The Times reported this week that the audiobook market is growing at the expense of ebooks; that the arch-enemy of the printed page is not the digital page, but the audio file. And that is due to wireless headphones, advances in technology, particularly sound quality and ease of use, and famous actors turned storytellers.
This explanation is as compelling as it is misleading. The deep cause of audiobook popularity is not technology or famous-voice readouts, but reading contextualities. Our lifestyles are far less sedentary than they used to be, and the book market has been slow in acknowledging this cultural shift. We spend far more time moving than previous generations, while books have kept telling us that we need to stop being moving targets to enjoy them. We haven’t stopped, and they cannot keep up with us. Enter audiobooks.
Audiobooks fill the space between our new needs caused by new lifestyles and the inability of traditional reading (forget the printed/electronic books divide) to put us in reading mode. Long commutes lend themselves to visual reading, but only if you have a seat, are in relative comfort (not sandwiched as we are in London at rush hour), and the book is easy to hold. Otherwise, the moment is lost, and reading is deferred to a better context, perhaps home, but then exhaustion takes its toll.

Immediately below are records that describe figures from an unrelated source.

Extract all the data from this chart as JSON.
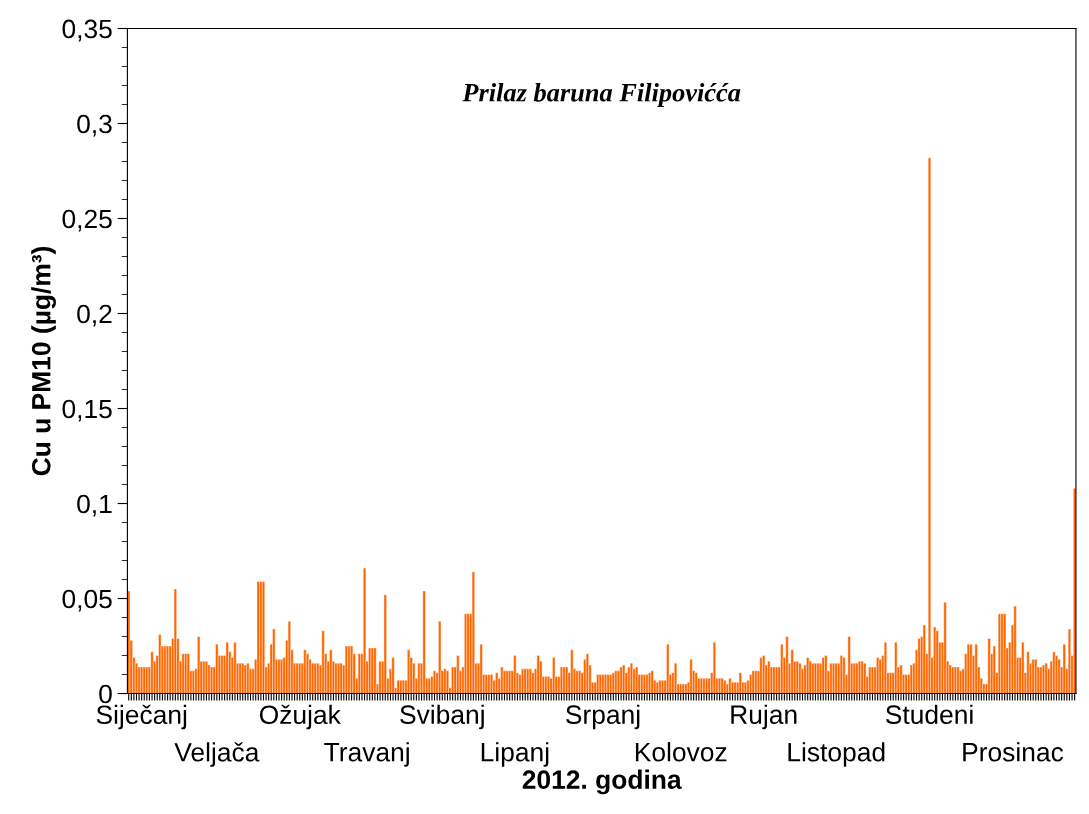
{
  "chart_data": {
    "type": "bar",
    "title": "Prilaz baruna Filipovićća",
    "xlabel": "2012. godina",
    "ylabel": "Cu u PM10 (µg/m³)",
    "color": "#ff6600",
    "ylim": [
      0,
      0.35
    ],
    "yticks": [
      0,
      {
        "value": 0.05,
        "label": "0,05"
      },
      {
        "value": 0.1,
        "label": "0,1"
      },
      {
        "value": 0.15,
        "label": "0,15"
      },
      {
        "value": 0.2,
        "label": "0,2"
      },
      {
        "value": 0.25,
        "label": "0,25"
      },
      {
        "value": 0.3,
        "label": "0,3"
      },
      {
        "value": 0.35,
        "label": "0,35"
      }
    ],
    "grid": false,
    "legend": false,
    "categories": [
      null,
      null,
      null,
      null,
      null,
      "Siječanj",
      null,
      null,
      null,
      null,
      null,
      null,
      null,
      null,
      null,
      null,
      null,
      null,
      null,
      null,
      null,
      null,
      null,
      null,
      null,
      null,
      null,
      null,
      null,
      null,
      null,
      null,
      null,
      null,
      "Veljača",
      null,
      null,
      null,
      null,
      null,
      null,
      null,
      null,
      null,
      null,
      null,
      null,
      null,
      null,
      null,
      null,
      null,
      null,
      null,
      null,
      null,
      null,
      null,
      null,
      null,
      null,
      null,
      null,
      null,
      null,
      null,
      "Ožujak",
      null,
      null,
      null,
      null,
      null,
      null,
      null,
      null,
      null,
      null,
      null,
      null,
      null,
      null,
      null,
      null,
      null,
      null,
      null,
      null,
      null,
      null,
      null,
      null,
      null,
      "Travanj",
      null,
      null,
      null,
      null,
      null,
      null,
      null,
      null,
      null,
      null,
      null,
      null,
      null,
      null,
      null,
      null,
      null,
      null,
      null,
      null,
      null,
      null,
      null,
      null,
      null,
      null,
      null,
      null,
      "Svibanj",
      null,
      null,
      null,
      null,
      null,
      null,
      null,
      null,
      null,
      null,
      null,
      null,
      null,
      null,
      null,
      null,
      null,
      null,
      null,
      null,
      null,
      null,
      null,
      null,
      null,
      null,
      null,
      "Lipanj",
      null,
      null,
      null,
      null,
      null,
      null,
      null,
      null,
      null,
      null,
      null,
      null,
      null,
      null,
      null,
      null,
      null,
      null,
      null,
      null,
      null,
      null,
      null,
      null,
      null,
      null,
      null,
      null,
      null,
      null,
      null,
      null,
      null,
      "Srpanj",
      null,
      null,
      null,
      null,
      null,
      null,
      null,
      null,
      null,
      null,
      null,
      null,
      null,
      null,
      null,
      null,
      null,
      null,
      null,
      null,
      null,
      null,
      null,
      null,
      null,
      null,
      null,
      null,
      null,
      "Kolovoz",
      null,
      null,
      null,
      null,
      null,
      null,
      null,
      null,
      null,
      null,
      null,
      null,
      null,
      null,
      null,
      null,
      null,
      null,
      null,
      null,
      null,
      null,
      null,
      null,
      null,
      null,
      null,
      null,
      null,
      null,
      null,
      "Rujan",
      null,
      null,
      null,
      null,
      null,
      null,
      null,
      null,
      null,
      null,
      null,
      null,
      null,
      null,
      null,
      null,
      null,
      null,
      null,
      null,
      null,
      null,
      null,
      null,
      null,
      null,
      null,
      "Listopad",
      null,
      null,
      null,
      null,
      null,
      null,
      null,
      null,
      null,
      null,
      null,
      null,
      null,
      null,
      null,
      null,
      null,
      null,
      null,
      null,
      null,
      null,
      null,
      null,
      null,
      null,
      null,
      null,
      null,
      null,
      null,
      null,
      null,
      null,
      null,
      "Studeni",
      null,
      null,
      null,
      null,
      null,
      null,
      null,
      null,
      null,
      null,
      null,
      null,
      null,
      null,
      null,
      null,
      null,
      null,
      null,
      null,
      null,
      null,
      null,
      null,
      null,
      null,
      null,
      null,
      null,
      null,
      null,
      "Prosinac",
      null,
      null,
      null,
      null,
      null,
      null,
      null,
      null,
      null,
      null,
      null,
      null,
      null,
      null,
      null,
      null,
      null,
      null,
      null,
      null,
      null,
      null,
      null,
      null
    ],
    "values": [
      0.054,
      0.028,
      0.019,
      0.016,
      0.014,
      0.014,
      0.014,
      0.014,
      0.014,
      0.022,
      0.017,
      0.02,
      0.031,
      0.025,
      0.025,
      0.025,
      0.025,
      0.029,
      0.055,
      0.029,
      0.017,
      0.021,
      0.021,
      0.021,
      0.012,
      0.012,
      0.013,
      0.03,
      0.017,
      0.017,
      0.017,
      0.015,
      0.014,
      0.014,
      0.026,
      0.02,
      0.02,
      0.02,
      0.027,
      0.022,
      0.019,
      0.027,
      0.016,
      0.016,
      0.016,
      0.015,
      0.016,
      0.013,
      0.013,
      0.018,
      0.059,
      0.059,
      0.059,
      0.014,
      0.016,
      0.026,
      0.034,
      0.018,
      0.018,
      0.018,
      0.019,
      0.028,
      0.038,
      0.023,
      0.016,
      0.016,
      0.016,
      0.016,
      0.023,
      0.021,
      0.018,
      0.016,
      0.016,
      0.016,
      0.015,
      0.033,
      0.021,
      0.017,
      0.023,
      0.017,
      0.016,
      0.016,
      0.016,
      0.015,
      0.025,
      0.025,
      0.025,
      0.021,
      0.008,
      0.021,
      0.021,
      0.066,
      0.017,
      0.024,
      0.024,
      0.024,
      0.005,
      0.017,
      0.017,
      0.052,
      0.008,
      0.013,
      0.019,
      0.003,
      0.007,
      0.007,
      0.007,
      0.007,
      0.023,
      0.019,
      0.016,
      0.008,
      0.016,
      0.016,
      0.054,
      0.008,
      0.008,
      0.009,
      0.012,
      0.011,
      0.038,
      0.012,
      0.013,
      0.012,
      0.003,
      0.014,
      0.014,
      0.02,
      0.012,
      0.014,
      0.042,
      0.042,
      0.042,
      0.064,
      0.016,
      0.016,
      0.026,
      0.01,
      0.01,
      0.01,
      0.01,
      0.007,
      0.011,
      0.008,
      0.014,
      0.012,
      0.012,
      0.012,
      0.012,
      0.02,
      0.011,
      0.01,
      0.013,
      0.013,
      0.013,
      0.013,
      0.011,
      0.013,
      0.02,
      0.017,
      0.009,
      0.009,
      0.009,
      0.008,
      0.019,
      0.009,
      0.009,
      0.014,
      0.014,
      0.014,
      0.011,
      0.023,
      0.013,
      0.012,
      0.012,
      0.011,
      0.018,
      0.021,
      0.015,
      0.006,
      0.006,
      0.01,
      0.01,
      0.01,
      0.01,
      0.01,
      0.01,
      0.011,
      0.012,
      0.012,
      0.014,
      0.015,
      0.011,
      0.014,
      0.016,
      0.013,
      0.014,
      0.01,
      0.01,
      0.01,
      0.01,
      0.011,
      0.012,
      0.007,
      0.006,
      0.007,
      0.007,
      0.007,
      0.026,
      0.01,
      0.011,
      0.016,
      0.005,
      0.005,
      0.005,
      0.005,
      0.006,
      0.018,
      0.012,
      0.011,
      0.008,
      0.008,
      0.008,
      0.008,
      0.008,
      0.011,
      0.027,
      0.008,
      0.008,
      0.008,
      0.007,
      0.005,
      0.008,
      0.006,
      0.006,
      0.006,
      0.011,
      0.006,
      0.006,
      0.007,
      0.01,
      0.012,
      0.012,
      0.012,
      0.019,
      0.02,
      0.015,
      0.017,
      0.014,
      0.014,
      0.014,
      0.014,
      0.026,
      0.019,
      0.03,
      0.016,
      0.023,
      0.017,
      0.017,
      0.016,
      0.013,
      0.015,
      0.019,
      0.017,
      0.016,
      0.016,
      0.016,
      0.016,
      0.019,
      0.02,
      0.012,
      0.016,
      0.016,
      0.016,
      0.016,
      0.02,
      0.019,
      0.01,
      0.03,
      0.016,
      0.016,
      0.016,
      0.017,
      0.017,
      0.016,
      0.009,
      0.014,
      0.014,
      0.014,
      0.019,
      0.018,
      0.02,
      0.027,
      0.011,
      0.011,
      0.011,
      0.027,
      0.014,
      0.015,
      0.01,
      0.01,
      0.01,
      0.015,
      0.016,
      0.023,
      0.029,
      0.03,
      0.036,
      0.021,
      0.282,
      0.019,
      0.035,
      0.033,
      0.027,
      0.027,
      0.048,
      0.017,
      0.015,
      0.014,
      0.014,
      0.014,
      0.012,
      0.013,
      0.021,
      0.026,
      0.026,
      0.02,
      0.026,
      0.014,
      0.008,
      0.005,
      0.005,
      0.029,
      0.021,
      0.025,
      0.011,
      0.042,
      0.042,
      0.042,
      0.024,
      0.027,
      0.036,
      0.046,
      0.019,
      0.019,
      0.027,
      0.011,
      0.022,
      0.016,
      0.018,
      0.018,
      0.014,
      0.014,
      0.015,
      0.016,
      0.013,
      0.017,
      0.022,
      0.02,
      0.018,
      0.014,
      0.026,
      0.013,
      0.034,
      0.02,
      0.108
    ]
  }
}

We want books read to us while we cannot visually read them. We want books read to us during those moments when the possibility of reading flickers dimly in our mind. Audiobooks are a nice experience, but they can only claim a foie-gras-share of the market. Don’t mind what they say about famous voices enchanting listeners: you wouldn’t spend 20 hours or more listening to your favourite actor just for that reason.